Oltre al divieto di accesso agli impianti sportivi, dovranno presentarsi presso gli uffici di polizia in occasione delle partite della Roma, nelle ore precedenti e successive all’incontro e anche durante lo svolgimento della gara.
I precedenti alla base della durata dei provvedimenti
Nella valutazione della durata dei Daspo sono stati presi in considerazione anche i precedenti di polizia dei soggetti coinvolti.
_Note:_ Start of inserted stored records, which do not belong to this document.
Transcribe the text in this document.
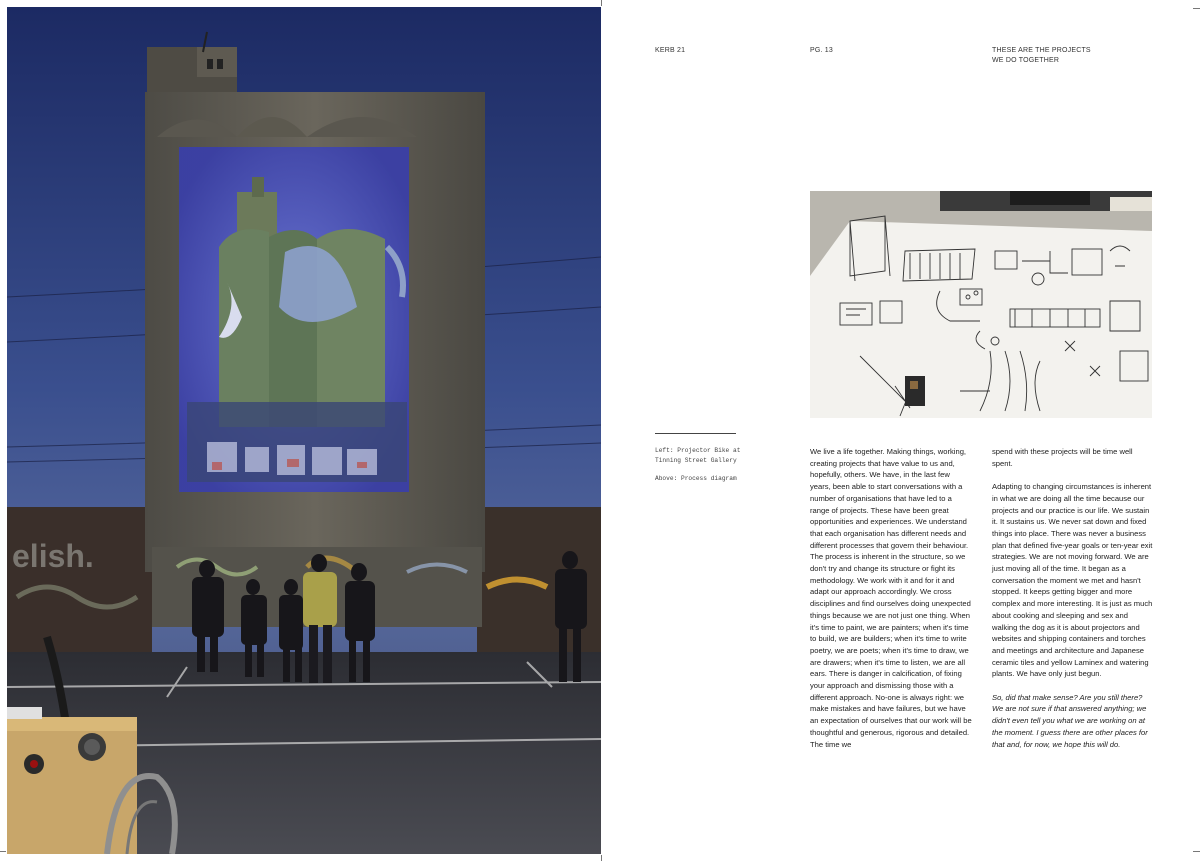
elish.
KERB 21	PG. 13	THESE ARE THE PROJECTS
WE DO TOGETHER
Left: Projector Bike at Tinning Street Gallery
Above: Process diagram

We live a life together. Making things, working, creating projects that have value to us and, hopefully, others. We have, in the last few years, been able to start conversations with a number of organisations that have led to a range of projects. These have been great opportunities and experiences. We understand that each organisation has different needs and different processes that govern their behaviour. The process is inherent in the structure, so we don't try and change its structure or fight its methodology. We work with it and for it and adapt our approach accordingly. We cross disciplines and find ourselves doing unexpected things because we are not just one thing. When it's time to paint, we are painters; when it's time to build, we are builders; when it's time to write poetry, we are poets; when it's time to draw, we are drawers; when it's time to listen, we are all ears. There is danger in calcification, of fixing your approach and dismissing those with a different approach. No-one is always right: we make mistakes and have failures, but we have an expectation of ourselves that our work will be thoughtful and generous, rigorous and detailed. The time we

spend with these projects will be time well spent.

Adapting to changing circumstances is inherent in what we are doing all the time because our projects and our practice is our life. We sustain it. It sustains us. We never sat down and fixed things into place. There was never a business plan that defined five-year goals or ten-year exit strategies. We are not moving forward. We are just moving all of the time. It began as a conversation the moment we met and hasn't stopped. It keeps getting bigger and more complex and more interesting. It is just as much about cooking and sleeping and sex and walking the dog as it is about projectors and websites and shipping containers and torches and meetings and architecture and Japanese ceramic tiles and yellow Laminex and watering plants. We have only just begun.

So, did that make sense? Are you still there? We are not sure if that answered anything; we didn't even tell you what we are working on at the moment. I guess there are other places for that and, for now, we hope this will do.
Tra le contestazioni già presenti nei loro confronti figurano, a vario titolo, porto d’armi o di oggetti atti a offendere, minaccia, danneggiamento, rissa e contrabbando.
Per uno dei tifosi è stato disposto il Daspo della durata massima di cinque anni: si tratta di una persona che era già stata sottoposta a un precedente divieto di accesso alle manifestazioni sportive nel 2022.
La denuncia dopo Roma-Atalanta
I Daspo rappresentano l’ultimo passaggio di un procedimento iniziato nelle ore successive alla partita.
Le indagini della Digos e del Commissariato Prati avevano permesso inizialmente di identificare 14 dei 17 soggetti presenti nelle immagini finite al centro degli accertamenti. Successivamente il procedimento ha portato ai 16 provvedimenti firmati dal Questore.
La Questura ha inoltre comunicato che tutti i destinatari dei Daspo erano già stati denunciati all’autorità giudiziaria nell’ambito degli accertamenti relativi ai fatti avvenuti in Curva Sud.